I recently bought a new laptop and went through the hassle of setting up Git SSH key again. There are many guides somewhere on the Internet but it’s all over different places and they tell you to do different things with different outcomes. Also, the guide from GitHub is less than ideal as it requires using “Git Bash” which I do not like. So I’m writing things down for my future reference.
Enable OpenSSH on Windows
For newer systems, like Windows 10 and above, OpenSSH comes with Windows, but it may not yet be enabled by default.
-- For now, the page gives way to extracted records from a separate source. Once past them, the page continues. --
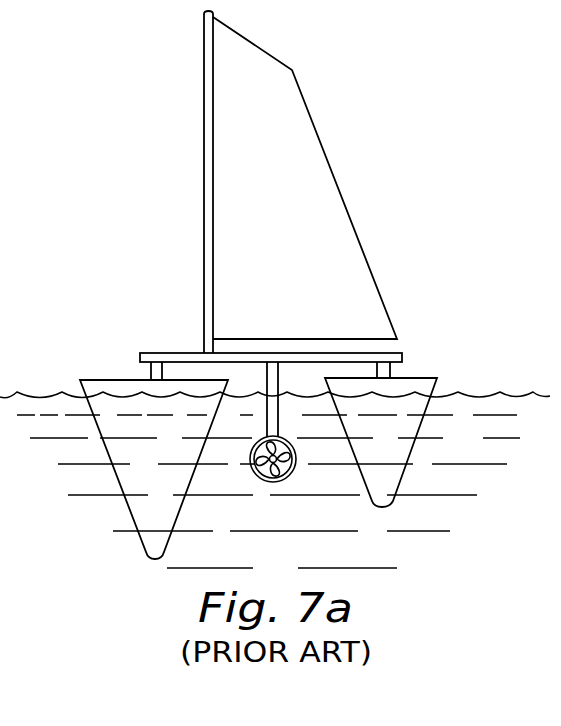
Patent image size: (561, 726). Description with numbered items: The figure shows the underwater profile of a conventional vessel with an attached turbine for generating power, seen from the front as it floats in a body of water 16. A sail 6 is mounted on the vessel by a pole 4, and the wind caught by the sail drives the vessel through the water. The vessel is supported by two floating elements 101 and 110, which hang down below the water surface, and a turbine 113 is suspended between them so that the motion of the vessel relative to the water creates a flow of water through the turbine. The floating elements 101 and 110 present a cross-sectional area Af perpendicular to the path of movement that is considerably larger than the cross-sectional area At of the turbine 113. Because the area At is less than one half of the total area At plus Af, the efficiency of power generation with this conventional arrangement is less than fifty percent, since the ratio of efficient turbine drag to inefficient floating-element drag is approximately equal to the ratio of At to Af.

The pole 4 is at (206, 67).
The sail 6 is at (279, 85).
The body of water 16 is at (513, 398).
The floating element 101 is at (89, 383).
The floating element 110 is at (421, 380).
The turbine 113 is at (275, 479).
The cross-sectional area of the floating elements Af is at (261, 451).
The cross-sectional area of the turbine At is at (291, 467).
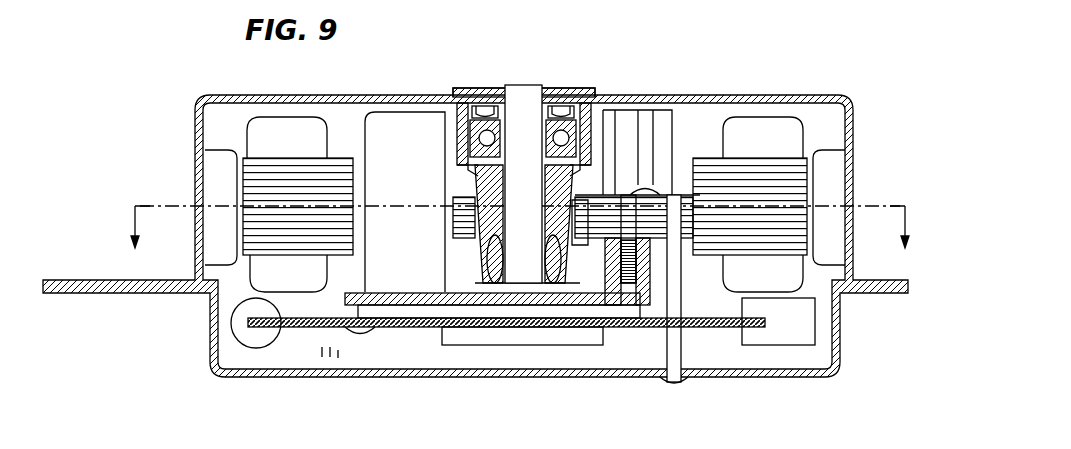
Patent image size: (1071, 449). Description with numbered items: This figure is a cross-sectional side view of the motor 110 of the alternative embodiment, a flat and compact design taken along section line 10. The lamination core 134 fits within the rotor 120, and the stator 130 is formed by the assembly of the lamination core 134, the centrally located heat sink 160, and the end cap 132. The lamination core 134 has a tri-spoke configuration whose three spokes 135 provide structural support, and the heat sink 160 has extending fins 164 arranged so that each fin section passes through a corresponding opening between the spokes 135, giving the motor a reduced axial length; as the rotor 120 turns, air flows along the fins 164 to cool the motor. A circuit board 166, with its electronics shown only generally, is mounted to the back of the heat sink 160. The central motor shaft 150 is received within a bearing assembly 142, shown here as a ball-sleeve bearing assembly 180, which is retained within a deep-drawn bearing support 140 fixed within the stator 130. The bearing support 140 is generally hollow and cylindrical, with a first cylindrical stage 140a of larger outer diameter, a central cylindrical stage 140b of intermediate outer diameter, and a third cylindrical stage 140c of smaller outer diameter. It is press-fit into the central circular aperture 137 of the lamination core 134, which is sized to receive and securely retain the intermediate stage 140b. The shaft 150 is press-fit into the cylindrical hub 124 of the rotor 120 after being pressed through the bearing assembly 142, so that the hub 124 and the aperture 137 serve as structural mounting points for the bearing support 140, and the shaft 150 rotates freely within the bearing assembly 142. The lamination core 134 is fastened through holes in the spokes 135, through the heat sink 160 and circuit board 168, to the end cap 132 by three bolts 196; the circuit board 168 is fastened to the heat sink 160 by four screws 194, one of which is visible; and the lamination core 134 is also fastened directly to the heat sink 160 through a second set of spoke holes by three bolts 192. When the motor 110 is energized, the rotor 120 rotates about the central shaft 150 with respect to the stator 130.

The section line 10 is at (521, 236).
The motor 110 is at (122, 130).
The rotor 120 is at (820, 92).
The cylindrical hub 124 is at (487, 87).
The stator 130 is at (238, 120).
The end cap 132 is at (332, 378).
The lamination core 134 is at (350, 158).
The spokes 135 is at (706, 155).
The central circular aperture 137 is at (605, 178).
The bearing support 140 is at (470, 252).
The first cylindrical stage 140a is at (583, 125).
The central cylindrical stage 140b is at (580, 210).
The third cylindrical stage 140c is at (565, 285).
The bearing assembly 142 is at (608, 76).
The central motor shaft 150 is at (524, 85).
The heat sink 160 is at (353, 278).
The fins 164 is at (400, 112).
The circuit board 166 is at (523, 350).
The circuit board 168 is at (413, 330).
The ball-sleeve bearing assembly 180 is at (466, 259).
The bolts 192 is at (636, 255).
The screws 194 is at (365, 335).
The bolts 196 is at (712, 364).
So go find Windows settings’ optional features and make sure “OpenSSH Client” is enabled.
Even after the feature is enabled, there is a SSH Agent that would still be disabled. So go to Services (Win + R and then services.msc), find “OpenSSH Authentication Agent”, double-click to open its Properties, and change the option Startup Type to Automatic (Delayed Start). Also, since you’re here, if the service is not running, you should start it.
Beta Version of OpenSSH Client
Note that the OpenSSH Client that comes from Windows could be a few years old and may have bugs. If are more daring, like me, you can opt for the beta version of OpenSSH Client. In particular, when I did the above, I found that I couldn’t successfully clone a GitHub repo because the SSH connection kept being dropped, and I wasn’t the only one facing that issue. So I had to switch to the beta version and it worked like charm.
To install this beta version, what I need to do is to open Windows Terminal, using the Powershell:
winget install --id Microsoft.OpenSSH.Beta
With this method, you should notice that the program is installed in “C:\Program Files” and not “C:\Windows\System32”
Find the system’s environment variable settings and verify that “C:\Program Files\OpenSSH” is listed in the “Path” variable. If not, then add it.
After this, if you restarted the Terminal (PowerShell) and then execute:
where.exe ssh
You should expect that “C:\Program Files\OpenSSH\ssh.exe” is the one on top:
PS > where.exe ssh
C:\Program Files\OpenSSH\ssh.exe
C:\Windows\System32\OpenSSH\ssh.exe
With that install, by right, “OpenSSH Authentication Agent” shown in services.msc should point to “C:\Program Files\OpenSSH”
Install Git for Windows
Then, go ahead and install Git for Windows. Most of the default settings are fine as is. For me, I’ve chosen to use VS Code as default editor. At the prompt “Choosing SSH executable”, you should choose “Use external OpenSSH”. This is because we want to use the SSH client that comes with Windows.
Generate Key Pair
After this, you can generate a SSH key pair on Windows Terminal: either PowerShell or Command Prompt is fine.
ssh-keygen -t ed25519 -C "<COMMENT>"
The “-C” argument passes a comment. You can change it to whatever you want, put your e-mail and the purpose of this key.
Follow the prompts: it should ask you the location to save the key, and whether you want to set a passphrase or not.
For key location, you can leave it as default, which will be generated at “C:\Users\$USERNAME\.ssh\id_ed25519” (where “$USERNAME” is your current user directory name). If you change the location, take note of the location as it will be used later on.
For passphrase, I recommend setting a passphrase to make it more secure so that if someone are able to gain access to the key files, they would still need the passphrase to decode it.
Add Key to SSH Agent
After generating the key pair, you should add it to the current SSH agent.
First, we should ensure that the SSH agent is running. In PowerShell or Command Prompt, run the following:
start-ssh-agentThen, we can add the key to the SSH agent using “ssh-add” command. Replace “path\to\key” with the path to the key pair location generated in the previous section.
ssh-add path\to\the\keyIf it asks for the passphrase, provide it. You will only need to provide the passphrase this time only. The SSH Agent that comes with Windows should be able to auto-decode the key when the service starts.
Add Key to GitHub
After this, you can add the SSH public key to your GitHub account. After that, you should be able to clone repositories using SSH.
And we’re done!
Notes
In older guides where OpenSSH Client is not bundled from Windows, you might either be guided to use OpenSSH client bundled together with Git for Windows, or use PuTTY/Pageant program. Both approaches are good enough, however they can be annoying if you set a passphrase to your key-pair as both approaches will ask you for the passphrase when the service restarts.